Rather than focusing solely on ad-hoc partnerships based on excess inventory transfers to the developing world from Australian manufacturers (transfers that had achieved little real impact), strategic partnerships were sought with both large corporations with access to identified in-kind needs, as well as smaller NGOs that could leverage WVA’s programming and logistics reach.
WVA forged a partnership with a volunteer group of knitters to supply durable thermal blankets to help incentivise health clinic visits for expectant mothers. A group of retired machinists and mechanics supply hundreds of World Health Organisation-standard wheelchairs every year for clinics in East and Southern Africa, implemented with the expertise of trained clinicians from an NGO specialising in disability. Through working with the Birthing Kit Foundation (Australia), 30,000 clean birthing kits (comprised of basic medical goods that enable a safer delivery) have been provided through World Vision programming to clinics and hospitals in fragile states.

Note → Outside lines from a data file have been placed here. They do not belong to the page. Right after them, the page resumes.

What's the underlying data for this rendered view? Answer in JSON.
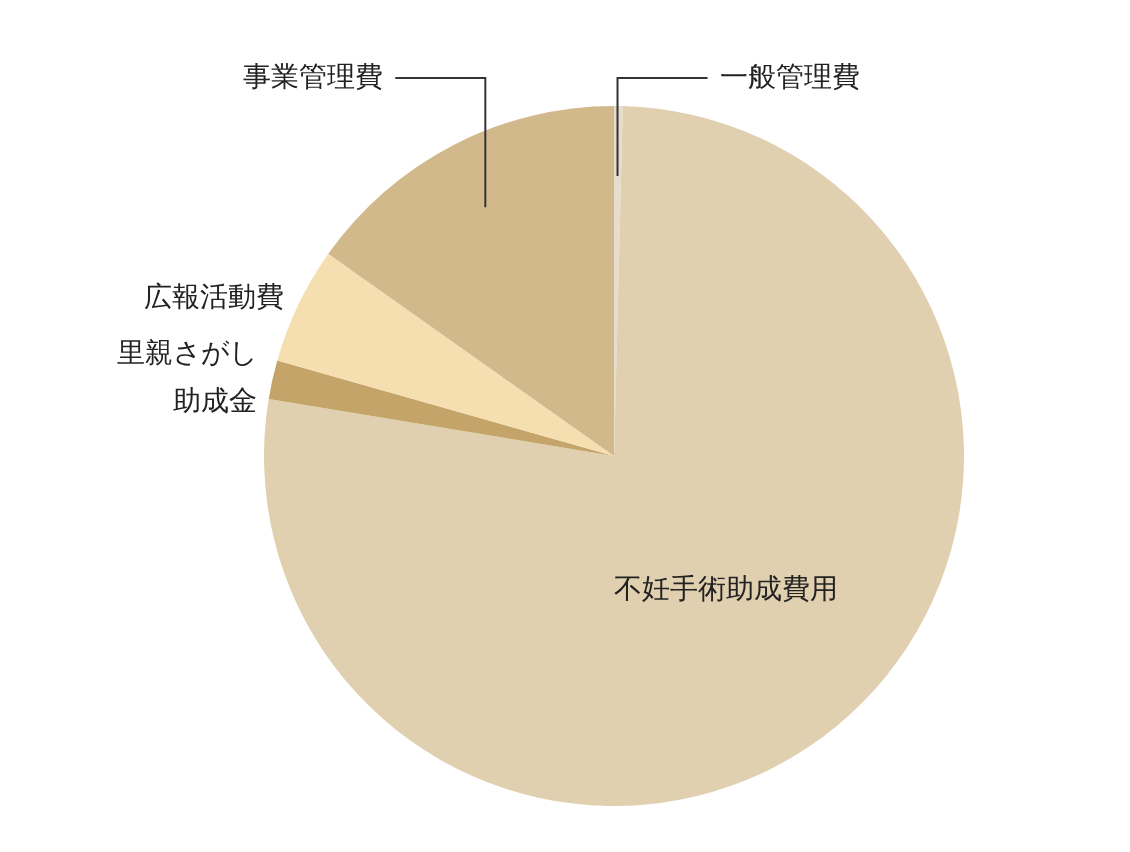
{
  "chart_data": {
    "type": "pie",
    "categories": [
      "一般管理費",
      "不妊手術助成費用",
      "里親さがし助成金",
      "広報活動費",
      "事業管理費"
    ],
    "values": [
      0.4,
      77.2,
      1.8,
      5.4,
      15.2
    ],
    "colors": [
      "#e6ddcc",
      "#e0d0b0",
      "#c4a468",
      "#f5dfb0",
      "#d2b98c"
    ]
  }
}
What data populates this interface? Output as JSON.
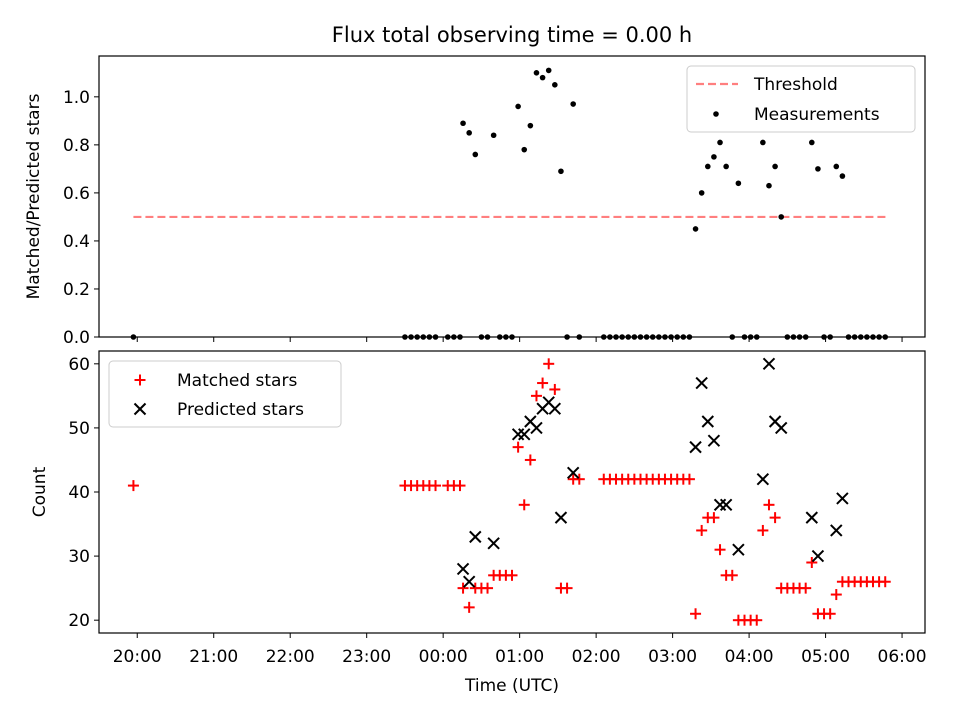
{
  "title": "Flux total observing time = 0.00 h",
  "chart_data": [
    {
      "type": "scatter",
      "ylabel": "Matched/Predicted stars",
      "ylim": [
        0,
        1.17
      ],
      "yticks": [
        "0.0",
        "0.2",
        "0.4",
        "0.6",
        "0.8",
        "1.0"
      ],
      "xlim": [
        -0.5,
        10.3
      ],
      "legend_position": "top-right",
      "threshold": {
        "name": "Threshold",
        "value": 0.5,
        "x": [
          -0.05,
          9.8
        ],
        "color": "#ff7f7f"
      },
      "series": [
        {
          "name": "Measurements",
          "color": "#000000",
          "points": [
            [
              -0.05,
              0.0
            ],
            [
              3.5,
              0.0
            ],
            [
              3.58,
              0.0
            ],
            [
              3.66,
              0.0
            ],
            [
              3.74,
              0.0
            ],
            [
              3.82,
              0.0
            ],
            [
              3.9,
              0.0
            ],
            [
              4.06,
              0.0
            ],
            [
              4.14,
              0.0
            ],
            [
              4.22,
              0.0
            ],
            [
              4.26,
              0.89
            ],
            [
              4.34,
              0.85
            ],
            [
              4.42,
              0.76
            ],
            [
              4.5,
              0.0
            ],
            [
              4.58,
              0.0
            ],
            [
              4.66,
              0.84
            ],
            [
              4.74,
              0.0
            ],
            [
              4.82,
              0.0
            ],
            [
              4.9,
              0.0
            ],
            [
              4.98,
              0.96
            ],
            [
              5.06,
              0.78
            ],
            [
              5.14,
              0.88
            ],
            [
              5.22,
              1.1
            ],
            [
              5.3,
              1.08
            ],
            [
              5.38,
              1.11
            ],
            [
              5.46,
              1.05
            ],
            [
              5.54,
              0.69
            ],
            [
              5.62,
              0.0
            ],
            [
              5.7,
              0.97
            ],
            [
              5.78,
              0.0
            ],
            [
              6.1,
              0.0
            ],
            [
              6.18,
              0.0
            ],
            [
              6.26,
              0.0
            ],
            [
              6.34,
              0.0
            ],
            [
              6.42,
              0.0
            ],
            [
              6.5,
              0.0
            ],
            [
              6.58,
              0.0
            ],
            [
              6.66,
              0.0
            ],
            [
              6.74,
              0.0
            ],
            [
              6.82,
              0.0
            ],
            [
              6.9,
              0.0
            ],
            [
              6.98,
              0.0
            ],
            [
              7.06,
              0.0
            ],
            [
              7.14,
              0.0
            ],
            [
              7.22,
              0.0
            ],
            [
              7.3,
              0.45
            ],
            [
              7.38,
              0.6
            ],
            [
              7.46,
              0.71
            ],
            [
              7.54,
              0.75
            ],
            [
              7.62,
              0.81
            ],
            [
              7.7,
              0.71
            ],
            [
              7.78,
              0.0
            ],
            [
              7.86,
              0.64
            ],
            [
              7.94,
              0.0
            ],
            [
              8.02,
              0.0
            ],
            [
              8.1,
              0.0
            ],
            [
              8.18,
              0.81
            ],
            [
              8.26,
              0.63
            ],
            [
              8.34,
              0.71
            ],
            [
              8.42,
              0.5
            ],
            [
              8.5,
              0.0
            ],
            [
              8.58,
              0.0
            ],
            [
              8.66,
              0.0
            ],
            [
              8.74,
              0.0
            ],
            [
              8.82,
              0.81
            ],
            [
              8.9,
              0.7
            ],
            [
              8.98,
              0.0
            ],
            [
              9.06,
              0.0
            ],
            [
              9.14,
              0.71
            ],
            [
              9.22,
              0.67
            ],
            [
              9.3,
              0.0
            ],
            [
              9.38,
              0.0
            ],
            [
              9.46,
              0.0
            ],
            [
              9.54,
              0.0
            ],
            [
              9.62,
              0.0
            ],
            [
              9.7,
              0.0
            ],
            [
              9.78,
              0.0
            ]
          ]
        }
      ]
    },
    {
      "type": "scatter",
      "ylabel": "Count",
      "xlabel": "Time (UTC)",
      "ylim": [
        18,
        62
      ],
      "yticks": [
        "20",
        "30",
        "40",
        "50",
        "60"
      ],
      "xlim": [
        -0.5,
        10.3
      ],
      "x_tick_values": [
        0,
        1,
        2,
        3,
        4,
        5,
        6,
        7,
        8,
        9,
        10
      ],
      "x_tick_labels": [
        "20:00",
        "21:00",
        "22:00",
        "23:00",
        "00:00",
        "01:00",
        "02:00",
        "03:00",
        "04:00",
        "05:00",
        "06:00"
      ],
      "legend_position": "top-left",
      "series": [
        {
          "name": "Matched stars",
          "marker": "plus",
          "color": "#ff0000",
          "points": [
            [
              -0.05,
              41
            ],
            [
              3.5,
              41
            ],
            [
              3.58,
              41
            ],
            [
              3.66,
              41
            ],
            [
              3.74,
              41
            ],
            [
              3.82,
              41
            ],
            [
              3.9,
              41
            ],
            [
              4.06,
              41
            ],
            [
              4.14,
              41
            ],
            [
              4.22,
              41
            ],
            [
              4.26,
              25
            ],
            [
              4.34,
              22
            ],
            [
              4.42,
              25
            ],
            [
              4.5,
              25
            ],
            [
              4.58,
              25
            ],
            [
              4.66,
              27
            ],
            [
              4.74,
              27
            ],
            [
              4.82,
              27
            ],
            [
              4.9,
              27
            ],
            [
              4.98,
              47
            ],
            [
              5.06,
              38
            ],
            [
              5.14,
              45
            ],
            [
              5.22,
              55
            ],
            [
              5.3,
              57
            ],
            [
              5.38,
              60
            ],
            [
              5.46,
              56
            ],
            [
              5.54,
              25
            ],
            [
              5.62,
              25
            ],
            [
              5.7,
              42
            ],
            [
              5.78,
              42
            ],
            [
              6.1,
              42
            ],
            [
              6.18,
              42
            ],
            [
              6.26,
              42
            ],
            [
              6.34,
              42
            ],
            [
              6.42,
              42
            ],
            [
              6.5,
              42
            ],
            [
              6.58,
              42
            ],
            [
              6.66,
              42
            ],
            [
              6.74,
              42
            ],
            [
              6.82,
              42
            ],
            [
              6.9,
              42
            ],
            [
              6.98,
              42
            ],
            [
              7.06,
              42
            ],
            [
              7.14,
              42
            ],
            [
              7.22,
              42
            ],
            [
              7.3,
              21
            ],
            [
              7.38,
              34
            ],
            [
              7.46,
              36
            ],
            [
              7.54,
              36
            ],
            [
              7.62,
              31
            ],
            [
              7.7,
              27
            ],
            [
              7.78,
              27
            ],
            [
              7.86,
              20
            ],
            [
              7.94,
              20
            ],
            [
              8.02,
              20
            ],
            [
              8.1,
              20
            ],
            [
              8.18,
              34
            ],
            [
              8.26,
              38
            ],
            [
              8.34,
              36
            ],
            [
              8.42,
              25
            ],
            [
              8.5,
              25
            ],
            [
              8.58,
              25
            ],
            [
              8.66,
              25
            ],
            [
              8.74,
              25
            ],
            [
              8.82,
              29
            ],
            [
              8.9,
              21
            ],
            [
              8.98,
              21
            ],
            [
              9.06,
              21
            ],
            [
              9.14,
              24
            ],
            [
              9.22,
              26
            ],
            [
              9.3,
              26
            ],
            [
              9.38,
              26
            ],
            [
              9.46,
              26
            ],
            [
              9.54,
              26
            ],
            [
              9.62,
              26
            ],
            [
              9.7,
              26
            ],
            [
              9.78,
              26
            ]
          ]
        },
        {
          "name": "Predicted stars",
          "marker": "x",
          "color": "#000000",
          "points": [
            [
              4.26,
              28
            ],
            [
              4.34,
              26
            ],
            [
              4.42,
              33
            ],
            [
              4.66,
              32
            ],
            [
              4.98,
              49
            ],
            [
              5.06,
              49
            ],
            [
              5.14,
              51
            ],
            [
              5.22,
              50
            ],
            [
              5.3,
              53
            ],
            [
              5.38,
              54
            ],
            [
              5.46,
              53
            ],
            [
              5.54,
              36
            ],
            [
              5.7,
              43
            ],
            [
              7.3,
              47
            ],
            [
              7.38,
              57
            ],
            [
              7.46,
              51
            ],
            [
              7.54,
              48
            ],
            [
              7.62,
              38
            ],
            [
              7.7,
              38
            ],
            [
              7.86,
              31
            ],
            [
              8.18,
              42
            ],
            [
              8.26,
              60
            ],
            [
              8.34,
              51
            ],
            [
              8.42,
              50
            ],
            [
              8.82,
              36
            ],
            [
              8.9,
              30
            ],
            [
              9.14,
              34
            ],
            [
              9.22,
              39
            ]
          ]
        }
      ]
    }
  ]
}
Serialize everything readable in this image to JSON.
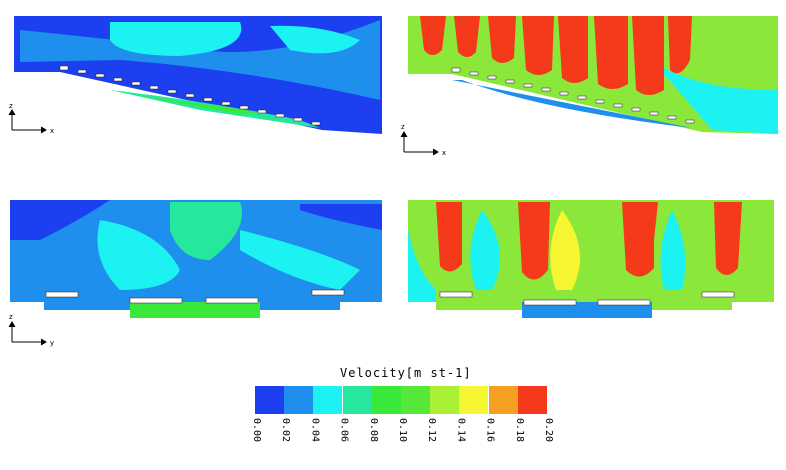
{
  "chart_data": {
    "type": "heatmap",
    "title": "Velocity[m st-1]",
    "legend": {
      "title": "Velocity[m st-1]",
      "colors": [
        "#1c3ff0",
        "#1f8fee",
        "#1cf2f2",
        "#26e89c",
        "#3ae83a",
        "#55e83a",
        "#aaf034",
        "#f5f532",
        "#f5a020",
        "#f43a1a"
      ],
      "ticks": [
        "0.00",
        "0.02",
        "0.04",
        "0.06",
        "0.08",
        "0.10",
        "0.12",
        "0.14",
        "0.16",
        "0.18",
        "0.20"
      ],
      "range": [
        0.0,
        0.2
      ]
    },
    "panels": [
      {
        "id": "top-left",
        "axes": {
          "vertical": "z",
          "horizontal": "x"
        }
      },
      {
        "id": "top-right",
        "axes": {
          "vertical": "z",
          "horizontal": "x"
        },
        "hotspot_count": 8
      },
      {
        "id": "bottom-left",
        "axes": {
          "vertical": "z",
          "horizontal": "y"
        }
      },
      {
        "id": "bottom-right",
        "axes": {
          "vertical": "z",
          "horizontal": "y"
        },
        "hotspot_count": 5
      }
    ]
  }
}
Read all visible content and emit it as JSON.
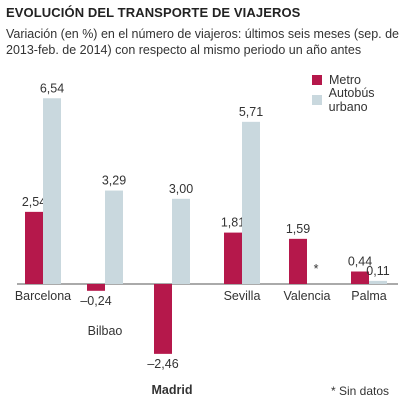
{
  "chart_data": {
    "type": "bar",
    "title": "EVOLUCIÓN DEL TRANSPORTE DE VIAJEROS",
    "subtitle": "Variación (en %) en el número de viajeros: últimos seis meses (sep. de 2013-feb. de 2014) con respecto al mismo periodo un año antes",
    "categories": [
      "Barcelona",
      "Bilbao",
      "Madrid",
      "Sevilla",
      "Valencia",
      "Palma"
    ],
    "series": [
      {
        "name": "Metro",
        "color": "#b5184b",
        "values": [
          2.54,
          -0.24,
          -2.46,
          1.81,
          1.59,
          0.44
        ],
        "labels": [
          "2,54",
          "–0,24",
          "–2,46",
          "1,81",
          "1,59",
          "0,44"
        ]
      },
      {
        "name": "Autobús urbano",
        "color": "#c9d8de",
        "values": [
          6.54,
          3.29,
          3.0,
          5.71,
          null,
          0.11
        ],
        "labels": [
          "6,54",
          "3,29",
          "3,00",
          "5,71",
          "*",
          "0,11"
        ]
      }
    ],
    "ylim": [
      -2.46,
      6.54
    ],
    "grid": false,
    "legend_position": "top-right",
    "footnote": "* Sin datos"
  }
}
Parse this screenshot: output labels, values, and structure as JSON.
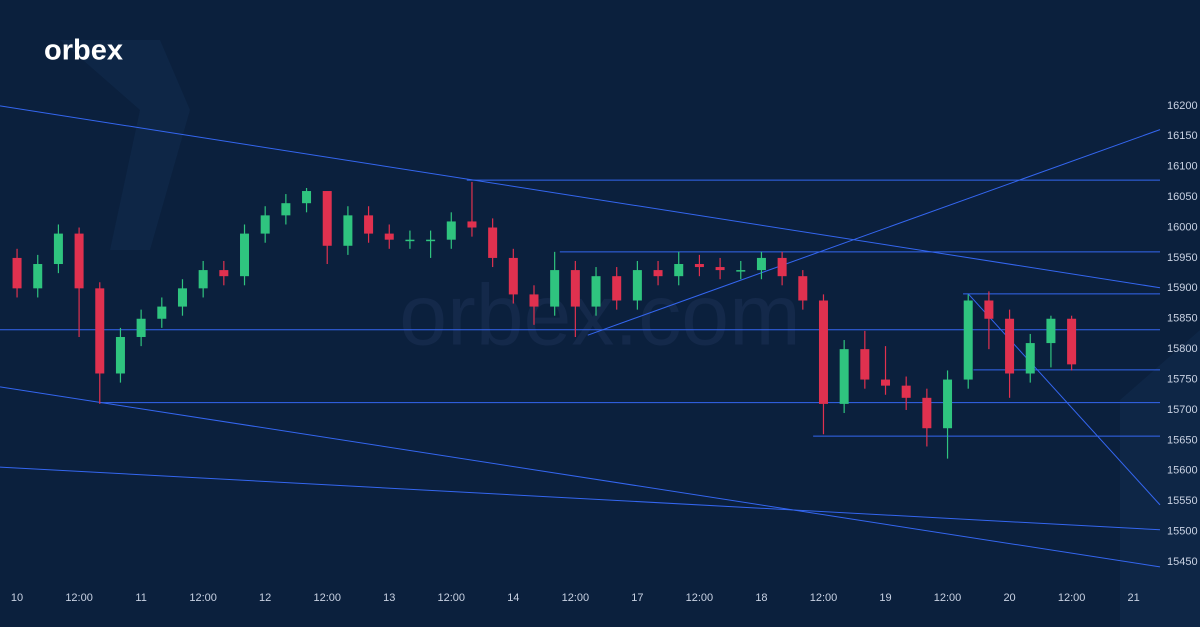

This is not to suggest that every implementation has been successful. Gaps in planning have seen some donated resources kept locked away in secure spaces within communities–out of the hands of recipients–because they are so highly valued. The difficulties of international logistics, particularly in the African context, consistently challenge even the best-laid plans.
But these failures and gaps are diminishing year after year, as the provision of donated goods meshes further with programming objectives. For beneficiaries, this means better outcomes in education, health and economic development. For donors and NGOs, it means building partnerships that aren’t simply financial and transactional; it has given rise to partnerships based on transparency and shared goals and that better achieve positive outcomes for communities most in need of assistance.
Matthew Morris is a Project Facilitator with World Vision Australia’s Program Resources team, dealing in the sourcing, distribution and programming of non-cash donations of physical goods.